Patrick Malfait, 43 ans, est le directeur général de Mégalis Bretagne depuis janvier 2018. Originaire des Alpes, Patrick Malfait passe par les IEP -Institut des Études Politiques – de Grenoble et Paris, puis l’Institut National des Études Territoriales à Strasbourg, l’lNET, qui est le pendant de l’ENA pour la fonction publique territoriale. Il est aussi diplômé de l’IAE de Nantes, en Administration des Entreprises. « J’ai très tôt eu un goût pour la « chose publique » et de la politique, lisant les pages politiques des grands quotidiens. J’aime ce lien avec les élus, et être au coeur de la machine. Je suis toujours surpris et admiratif de leur engagement, au prix de sérieuses entorses à leur vie personnelle, c’est remarquable. Les accompagner et participer au développement de leur territoire est un réel plaisir. »

Que ce soit dans l’activité communale, départementale ou régionale, les postes dans l’administration territoriale sont à mi-chemin entre la sphère administrative et le monde politique.
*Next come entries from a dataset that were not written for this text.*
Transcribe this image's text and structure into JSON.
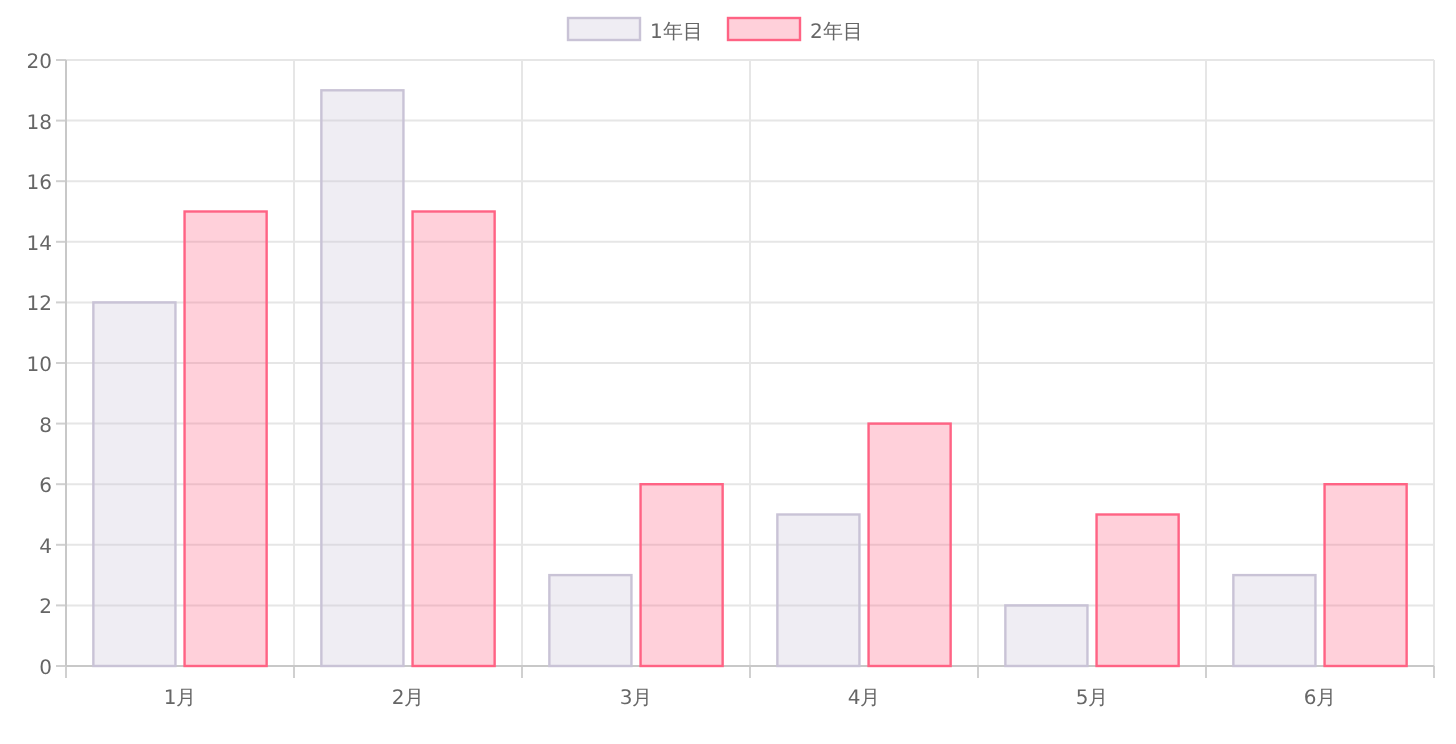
{
  "chart_data": {
    "type": "bar",
    "categories": [
      "1月",
      "2月",
      "3月",
      "4月",
      "5月",
      "6月"
    ],
    "series": [
      {
        "name": "1年目",
        "color": "#c9c3d6",
        "values": [
          12,
          19,
          3,
          5,
          2,
          3
        ]
      },
      {
        "name": "2年目",
        "color": "#ff6384",
        "values": [
          15,
          15,
          6,
          8,
          5,
          6
        ]
      }
    ],
    "ylim": [
      0,
      20
    ],
    "yticks": [
      0,
      2,
      4,
      6,
      8,
      10,
      12,
      14,
      16,
      18,
      20
    ],
    "grid": true,
    "legend": "top"
  }
}
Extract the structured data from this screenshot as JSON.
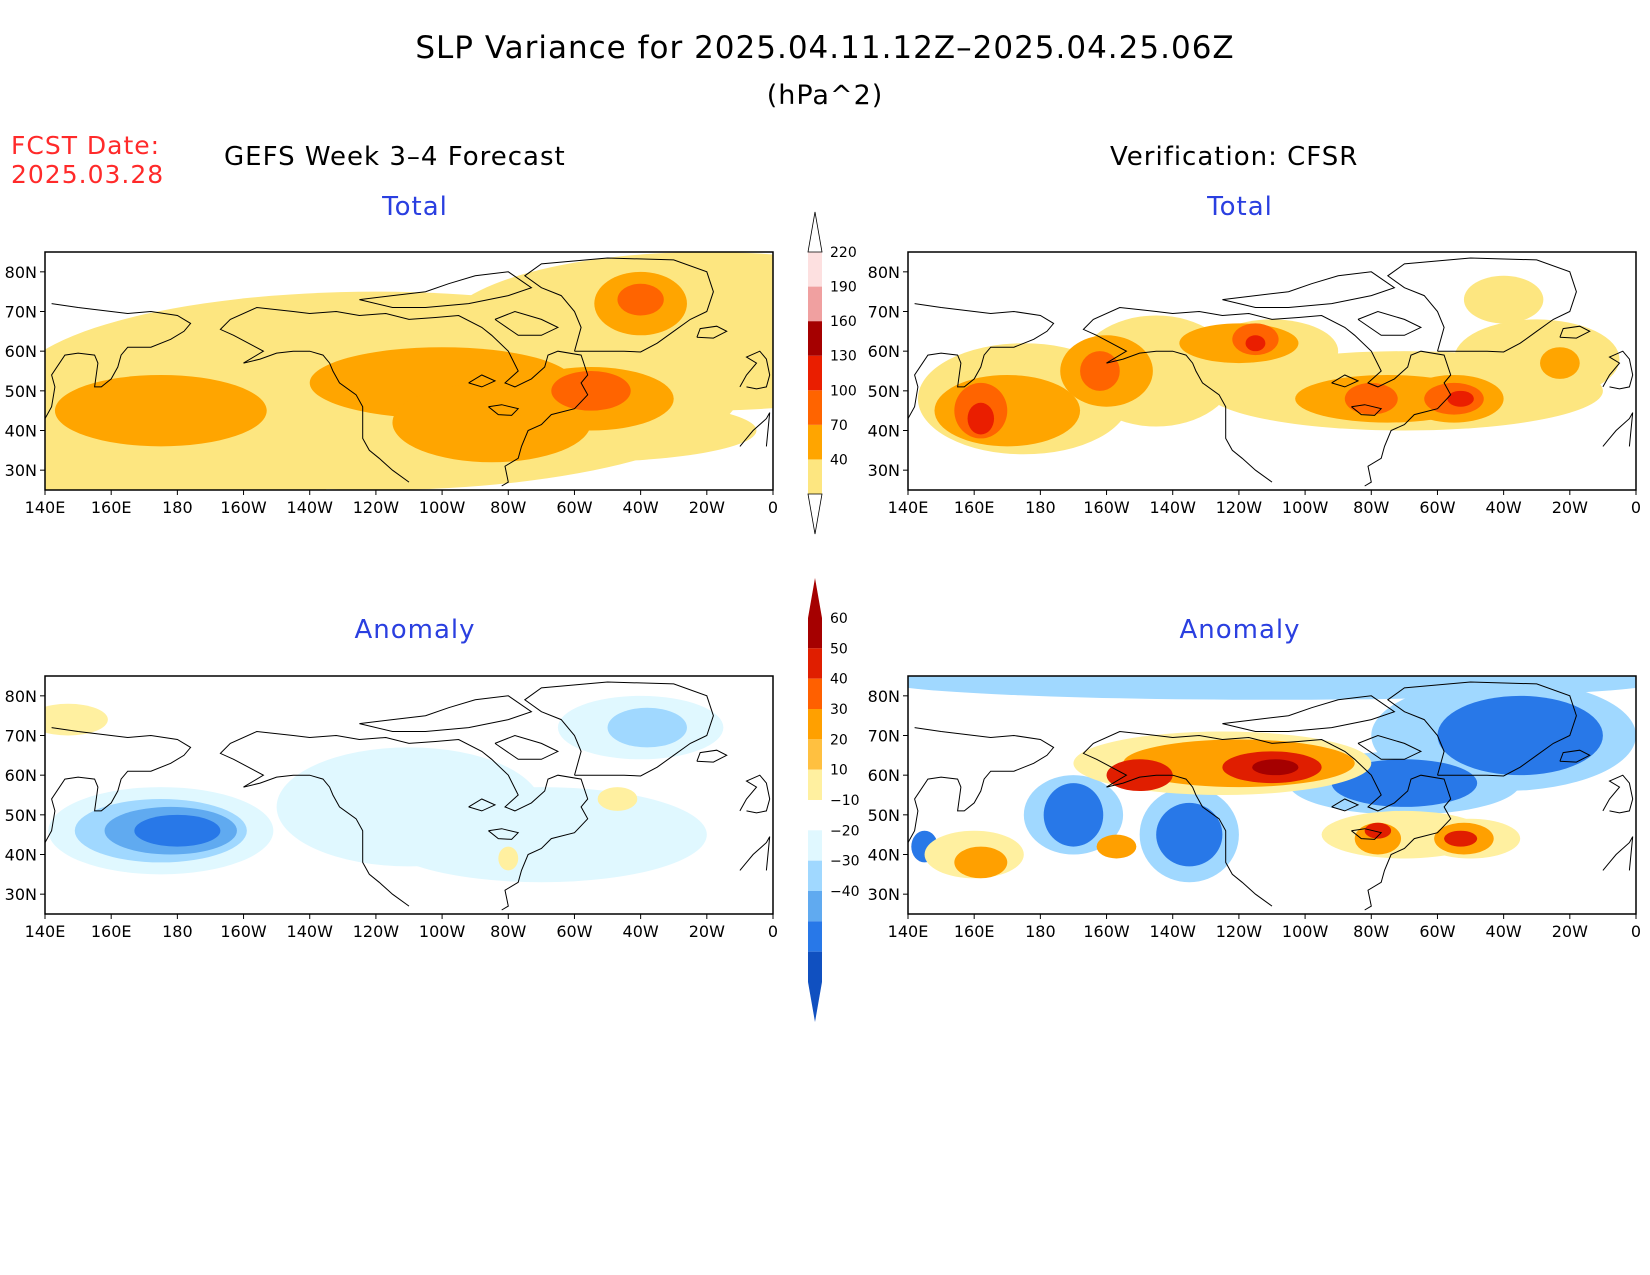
{
  "title": "SLP Variance for 2025.04.11.12Z–2025.04.25.06Z",
  "units": "(hPa^2)",
  "fcst_date": {
    "label": "FCST Date:",
    "value": "2025.03.28"
  },
  "column_titles": {
    "left": "GEFS Week 3–4 Forecast",
    "right": "Verification: CFSR"
  },
  "row_titles": {
    "top": "Total",
    "bottom": "Anomaly"
  },
  "lat_labels": [
    "80N",
    "70N",
    "60N",
    "50N",
    "40N",
    "30N"
  ],
  "lon_labels": [
    "140E",
    "160E",
    "180",
    "160W",
    "140W",
    "120W",
    "100W",
    "80W",
    "60W",
    "40W",
    "20W",
    "0"
  ],
  "colorbars": {
    "total": {
      "levels": [
        "40",
        "70",
        "100",
        "130",
        "160",
        "190",
        "220"
      ],
      "colors": [
        "#fde680",
        "#ffa500",
        "#ff6400",
        "#ea1e00",
        "#a50000",
        "#f0a0a0",
        "#fde0e0"
      ]
    },
    "anomaly": {
      "levels": [
        "60",
        "50",
        "40",
        "30",
        "20",
        "10",
        "−10",
        "−20",
        "−30",
        "−40"
      ],
      "pos_colors": [
        "#a50000",
        "#e01e00",
        "#ff6000",
        "#ffa000",
        "#ffc040",
        "#fff0a0"
      ],
      "neg_colors": [
        "#e0f8ff",
        "#a0d8ff",
        "#60aaf0",
        "#2878e8",
        "#1050c0"
      ]
    }
  },
  "panels": [
    {
      "id": "gefs-total",
      "shading": [
        {
          "color": "#fde680",
          "blobs": [
            [
              175,
              25,
              50,
              20
            ],
            [
              240,
              50,
              110,
              25
            ],
            [
              340,
              65,
              80,
              20
            ],
            [
              430,
              45,
              70,
              20
            ],
            [
              470,
              60,
              55,
              18
            ],
            [
              300,
              40,
              55,
              8
            ]
          ]
        },
        {
          "color": "#ffa500",
          "blobs": [
            [
              175,
              45,
              32,
              9
            ],
            [
              260,
              52,
              40,
              9
            ],
            [
              275,
              42,
              30,
              10
            ],
            [
              305,
              48,
              25,
              8
            ],
            [
              320,
              72,
              14,
              8
            ]
          ]
        },
        {
          "color": "#ff6400",
          "blobs": [
            [
              305,
              50,
              12,
              5
            ],
            [
              320,
              73,
              7,
              4
            ]
          ]
        }
      ]
    },
    {
      "id": "cfsr-total",
      "shading": [
        {
          "color": "#fde680",
          "blobs": [
            [
              175,
              48,
              32,
              14
            ],
            [
              215,
              55,
              24,
              14
            ],
            [
              250,
              60,
              20,
              8
            ],
            [
              290,
              50,
              60,
              10
            ],
            [
              330,
              58,
              25,
              10
            ],
            [
              320,
              73,
              12,
              6
            ]
          ]
        },
        {
          "color": "#ffa500",
          "blobs": [
            [
              170,
              45,
              22,
              9
            ],
            [
              200,
              55,
              14,
              9
            ],
            [
              240,
              62,
              18,
              5
            ],
            [
              285,
              48,
              28,
              6
            ],
            [
              305,
              48,
              15,
              6
            ],
            [
              337,
              57,
              6,
              4
            ]
          ]
        },
        {
          "color": "#ff6400",
          "blobs": [
            [
              162,
              45,
              8,
              7
            ],
            [
              198,
              55,
              6,
              5
            ],
            [
              245,
              63,
              7,
              4
            ],
            [
              280,
              48,
              8,
              4
            ],
            [
              305,
              48,
              9,
              4
            ]
          ]
        },
        {
          "color": "#ea1e00",
          "blobs": [
            [
              162,
              43,
              4,
              4
            ],
            [
              245,
              62,
              3,
              2
            ],
            [
              307,
              48,
              4,
              2
            ]
          ]
        }
      ]
    },
    {
      "id": "gefs-anomaly",
      "shading": [
        {
          "color": "#e0f8ff",
          "blobs": [
            [
              175,
              46,
              34,
              11
            ],
            [
              250,
              52,
              40,
              15
            ],
            [
              320,
              72,
              25,
              8
            ],
            [
              290,
              45,
              50,
              12
            ]
          ]
        },
        {
          "color": "#a0d8ff",
          "blobs": [
            [
              175,
              46,
              26,
              8
            ],
            [
              322,
              72,
              12,
              5
            ]
          ]
        },
        {
          "color": "#60aaf0",
          "blobs": [
            [
              178,
              46,
              20,
              6
            ]
          ]
        },
        {
          "color": "#2878e8",
          "blobs": [
            [
              180,
              46,
              13,
              4
            ]
          ]
        },
        {
          "color": "#fff0a0",
          "blobs": [
            [
              147,
              74,
              12,
              4
            ],
            [
              313,
              54,
              6,
              3
            ],
            [
              280,
              39,
              3,
              3
            ]
          ]
        }
      ]
    },
    {
      "id": "cfsr-anomaly",
      "shading": [
        {
          "color": "#a0d8ff",
          "blobs": [
            [
              250,
              84,
              120,
              5
            ],
            [
              320,
              70,
              40,
              14
            ],
            [
              290,
              58,
              35,
              8
            ],
            [
              190,
              50,
              15,
              10
            ],
            [
              225,
              45,
              15,
              12
            ]
          ]
        },
        {
          "color": "#2878e8",
          "blobs": [
            [
              325,
              70,
              25,
              10
            ],
            [
              290,
              58,
              22,
              6
            ],
            [
              190,
              50,
              9,
              8
            ],
            [
              225,
              45,
              10,
              8
            ],
            [
              145,
              42,
              4,
              4
            ]
          ]
        },
        {
          "color": "#fff0a0",
          "blobs": [
            [
              235,
              63,
              45,
              8
            ],
            [
              290,
              45,
              25,
              6
            ],
            [
              160,
              40,
              15,
              6
            ],
            [
              310,
              44,
              15,
              5
            ]
          ]
        },
        {
          "color": "#ffa000",
          "blobs": [
            [
              240,
              63,
              35,
              6
            ],
            [
              282,
              44,
              7,
              4
            ],
            [
              308,
              44,
              9,
              4
            ],
            [
              162,
              38,
              8,
              4
            ],
            [
              203,
              42,
              6,
              3
            ]
          ]
        },
        {
          "color": "#e01e00",
          "blobs": [
            [
              250,
              62,
              15,
              4
            ],
            [
              210,
              60,
              10,
              4
            ],
            [
              307,
              44,
              5,
              2
            ],
            [
              282,
              46,
              4,
              2
            ]
          ]
        },
        {
          "color": "#a50000",
          "blobs": [
            [
              251,
              62,
              7,
              2
            ]
          ]
        }
      ]
    }
  ]
}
Particulièrement pour le poste de directeur général des services. « Dans nos métiers, on fait le tour de France des postes en fonction des opportunités et des échéances électorales ! ».

Son parcours commence à Nantes en 2000 comme chargé de mission à la direction des finances à la Ville, du temps de JeanMarc Ayrault ;

Retour à Grenoble en 2002, comme directeur de la gestion délégué de la ville sous Michel Destot ;

Puis 5 ans à Lyon avec Gérard Colomb, à la direction des affaires juridiques et des achats « c’était le temps des grands travaux d’aménagement des berges du Rhône » se souvient-il ;

En 2009 il arrive à Vannes en Bretagne « pour des questions de rapprochement familial notamment ». Il est DG de l’Agglomération de Vannes avec François Goulard, qu’il suivra quand celui-ci prend la présidence du Conseil Départemental du Morbihan en 2012, il occupe alors le poste DGS pendant 6 ans ;

En janvier 2018 il prend le poste de directeur général du Syndicat mixte de coopération territoriale Mégalis Bretagne, succédant à Hervé Le Norcy qui fait valoir ses droits à la retraite. « La place était libre, et j’ai eu envie de changer d’horizon. Après la commune, l’intercommunalité, le département, toucher la strate régionale est passionnant. »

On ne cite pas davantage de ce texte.